Qualifying for a mortgage involves much more than simply having good credit. When you inquire about a mortgage, your mortgage broker will need to know all the details around your income and personal finances along with information on the property you’re seeking to buy. If you’re considering securing a mortgage to purchase a home, ensure you consider and understand the facets below.
While you might feel comfortable with your current employment status, a lender may have a different opinion on what constitutes a reliable income. You’ll be asked to show proof of income and employment. Are you still in your probationary period? Do you intend to take parental leave? Are you on a term contract? All these considerations and more will be considered by your lender. Make sure you have associated documentation on hand, such as your two most recent paystubs and a signed and verified Letter of Employment that confirms you are still employed by the employer identified on those paystubs. Your broker will request additional financial documentation to demonstrate longevity, such as your T1 tax forms and your Notice of Assessment from the Canada Revenue Agency which showcases your debt-to-income ratio and helps establish your risk level. You’ll need to provide your T4 or T4A forms so your lender can break down your annual pay, tax, pension, and other government program deductions. If you are self-employed or have a registered corporation, any additional information you provide such as Articles of Incorporation or a business license are a huge help to determining your lend-worthiness.

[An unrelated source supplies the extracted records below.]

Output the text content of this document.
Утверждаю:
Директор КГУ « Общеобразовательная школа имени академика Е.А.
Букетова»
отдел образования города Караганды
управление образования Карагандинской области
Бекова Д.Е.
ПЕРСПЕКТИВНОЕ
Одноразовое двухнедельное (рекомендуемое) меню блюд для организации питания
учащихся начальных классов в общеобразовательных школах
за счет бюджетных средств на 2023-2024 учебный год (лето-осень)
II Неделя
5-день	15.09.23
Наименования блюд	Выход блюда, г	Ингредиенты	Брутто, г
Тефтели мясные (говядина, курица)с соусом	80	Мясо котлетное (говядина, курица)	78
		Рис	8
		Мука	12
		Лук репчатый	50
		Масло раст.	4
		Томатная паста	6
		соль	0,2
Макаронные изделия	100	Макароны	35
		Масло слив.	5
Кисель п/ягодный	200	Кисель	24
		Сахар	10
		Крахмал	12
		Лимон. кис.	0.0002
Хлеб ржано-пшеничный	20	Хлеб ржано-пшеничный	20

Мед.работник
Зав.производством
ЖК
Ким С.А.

Once you have effectively proven your income, the next step in the process is to itemize your personal finances. Your lender will likely request access to your bank account information, partially so they can deposit the mortgage into your account if you are successful in securing it. Beyond your income, owning and showing proof of other assets and investments are a great way to establish your net worth and lend-ability. Of course, it’s beneficial (and in some cases, essential) to have a good understanding of your credit and a high credit score, as demonstrated by your credit report. It’s best practice to get pre-approved for a mortgage by your bank prior to starting the application process, so make sure you obtain a pre-approval letter from your bank to keep things moving smoothly.
Providing a down payment is a vital step in the mortgage application process as it demonstrates financial stability, showing you are committed to the purchase and to the mortgage loan. The down payment also secures a small portion of equity in your new home immediately. There are many ways you can secure a down payment. Savings and investments are an obvious source. More and more first-time buyers are using RRSPs and TFSAs to save up their down payment dollars. Existing properties might be sold or re-financed for an injection of capital. A certified letter outlining that the down payment has been provided to you as a gift can also support your mortgage application.
Being able to demonstrate a history of mortgage payments on other properties will help achieve a lower interest rate. Providing proof of other owned properties through rent or lease agreements, recent mortgage statements, and property tax bills is one of the final steps in the mortgage application process. To show your commitment to the mortgage application process, you will cap off your application by providing details of the property you wish to purchase or are interested in. This helps your broker see that you understand your financial commitments and limitations.
The more information you can readily provide your mortgage broker, the more efficient your application process will be. Gather all your personal financial, employment and investment information so it’s ready to submit to your lender when you find the home you’re looking for.